The provisions of this subsection shall not apply to transactions of an investment company which are merely incidental to its dissolution.
(b)
Prohibition of transactions in interstate commerce by depositors or trustees of companies
No depositor or trustee of or underwriter for any investment company, organized or otherwise created under the laws of the United States or of a State and not having a board of directors, unless such company is registered under section 80a–8 of this title or exempt under section 80a–6 of this title, shall directly or indirectly—
(1)
offer for sale, sell, or deliver after sale, by use of the mails or any means or instrumentality of interstate commerce, any security or any interest in a security of which such company is the issuer; or offer for sale, sell, or deliver after sale any such security or interest, having reason to believe that such security or interest will be made the subject of a public offering by use of the mails or any means or instrumentality of interstate commerce;
(2)
purchase, redeem, or otherwise acquire or attempt to acquire, by use of the mails or any means or instrumentality of interstate commerce, any security or any interest in a security of which such company is the issuer; or
(3)
sell or purchase for the account of such company, by use of the mails or any means or instrumentality of interstate commerce, any security or interest in a security, by whomever issued.

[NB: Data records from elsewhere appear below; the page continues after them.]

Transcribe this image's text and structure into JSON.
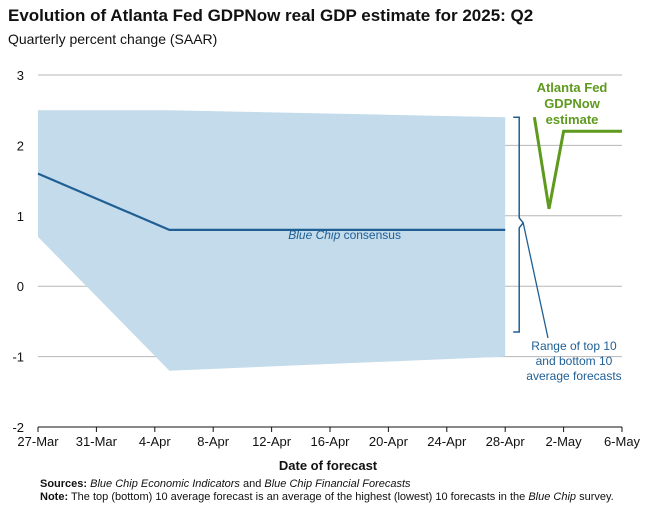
{
  "title": "Evolution of Atlanta Fed GDPNow real GDP estimate for 2025: Q2",
  "subtitle": "Quarterly percent change (SAAR)",
  "footnote": {
    "sources_label": "Sources:",
    "sources_part1": "Blue Chip Economic Indicators",
    "sources_and": " and ",
    "sources_part2": "Blue Chip Financial Forecasts",
    "note_label": "Note:",
    "note_text1": " The top (bottom) 10 average forecast is an average of the highest (lowest) 10 forecasts in the ",
    "note_italic": "Blue Chip",
    "note_text2": " survey."
  },
  "chart_data": {
    "type": "line",
    "xlabel": "Date of forecast",
    "ylabel": "",
    "ylim": [
      -2,
      3
    ],
    "yticks": [
      "-2",
      "-1",
      "0",
      "1",
      "2",
      "3"
    ],
    "xlim": [
      "2025-03-27",
      "2025-05-06"
    ],
    "xticks": [
      "27-Mar",
      "31-Mar",
      "4-Apr",
      "8-Apr",
      "12-Apr",
      "16-Apr",
      "20-Apr",
      "24-Apr",
      "28-Apr",
      "2-May",
      "6-May"
    ],
    "grid": "horizontal",
    "series": [
      {
        "name": "Blue Chip consensus",
        "color": "#1f5f94",
        "points": [
          [
            "2025-03-27",
            1.6
          ],
          [
            "2025-04-05",
            0.8
          ],
          [
            "2025-04-28",
            0.8
          ]
        ]
      },
      {
        "name": "Atlanta Fed GDPNow estimate",
        "color": "#5e9a1e",
        "points": [
          [
            "2025-04-30",
            2.4
          ],
          [
            "2025-05-01",
            1.1
          ],
          [
            "2025-05-02",
            2.2
          ],
          [
            "2025-05-06",
            2.2
          ]
        ]
      }
    ],
    "band": {
      "name": "Range of top 10 and bottom 10 average forecasts",
      "color": "#c3dbea",
      "upper": [
        [
          "2025-03-27",
          2.5
        ],
        [
          "2025-04-05",
          2.5
        ],
        [
          "2025-04-28",
          2.4
        ]
      ],
      "lower": [
        [
          "2025-03-27",
          0.7
        ],
        [
          "2025-04-05",
          -1.2
        ],
        [
          "2025-04-28",
          -1.0
        ]
      ]
    },
    "annotations": {
      "consensus_italic": "Blue Chip",
      "consensus_rest": " consensus",
      "gdpnow_line1": "Atlanta Fed",
      "gdpnow_line2": "GDPNow",
      "gdpnow_line3": "estimate",
      "range_line1": "Range of top 10",
      "range_line2": "and bottom 10",
      "range_line3": "average forecasts"
    }
  }
}
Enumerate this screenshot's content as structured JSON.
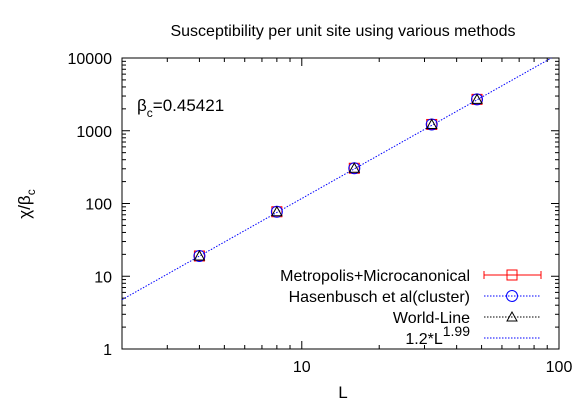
{
  "chart_data": {
    "type": "scatter",
    "title": "Susceptibility per unit site using various methods",
    "xlabel": "L",
    "ylabel": {
      "main": "χ/β",
      "sub": "c"
    },
    "xscale": "log",
    "yscale": "log",
    "xlim": [
      2,
      100
    ],
    "ylim": [
      1,
      10000
    ],
    "x_ticks": [
      10,
      100
    ],
    "y_ticks": [
      1,
      10,
      100,
      1000,
      10000
    ],
    "grid": false,
    "legend_position": "bottom-right",
    "annotation": {
      "main": "β",
      "sub": "c",
      "rest": "=0.45421"
    },
    "series": [
      {
        "name": "Metropolis+Microcanonical",
        "marker": "square",
        "color": "#ff0000",
        "line": "errorbar",
        "x": [
          4,
          8,
          16,
          32,
          48
        ],
        "y": [
          19,
          77,
          305,
          1220,
          2700
        ]
      },
      {
        "name": "Hasenbusch et al(cluster)",
        "marker": "circle",
        "color": "#0000ff",
        "line": "dotted",
        "x": [
          4,
          8,
          16,
          32,
          48
        ],
        "y": [
          19,
          77,
          305,
          1220,
          2700
        ]
      },
      {
        "name": "World-Line",
        "marker": "triangle",
        "color": "#000000",
        "line": "dotted",
        "x": [
          4,
          8,
          16,
          32,
          48
        ],
        "y": [
          19,
          77,
          305,
          1220,
          2700
        ]
      }
    ],
    "fit": {
      "name": "1.2*L",
      "exponent_label": "1.99",
      "a": 1.2,
      "b": 1.99,
      "color": "#0000ff"
    }
  }
}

The provisions of this subsection shall not apply to transactions which are merely incidental to the dissolution of an investment company.
(c)
Prohibition of transactions in interstate commerce by promoters of proposed investment companies
(d)
Prohibition of transactions in interstate commerce by companies not organized under laws of the United States or a State; exceptions
(e)
Disclosure by exempt charitable organizations
(Aug. 22, 1940, ch. 686, title I, § 7, 54 Stat. 802; Pub. L. 104–62, § 2(b), Dec. 8, 1995, 109 Stat. 683.)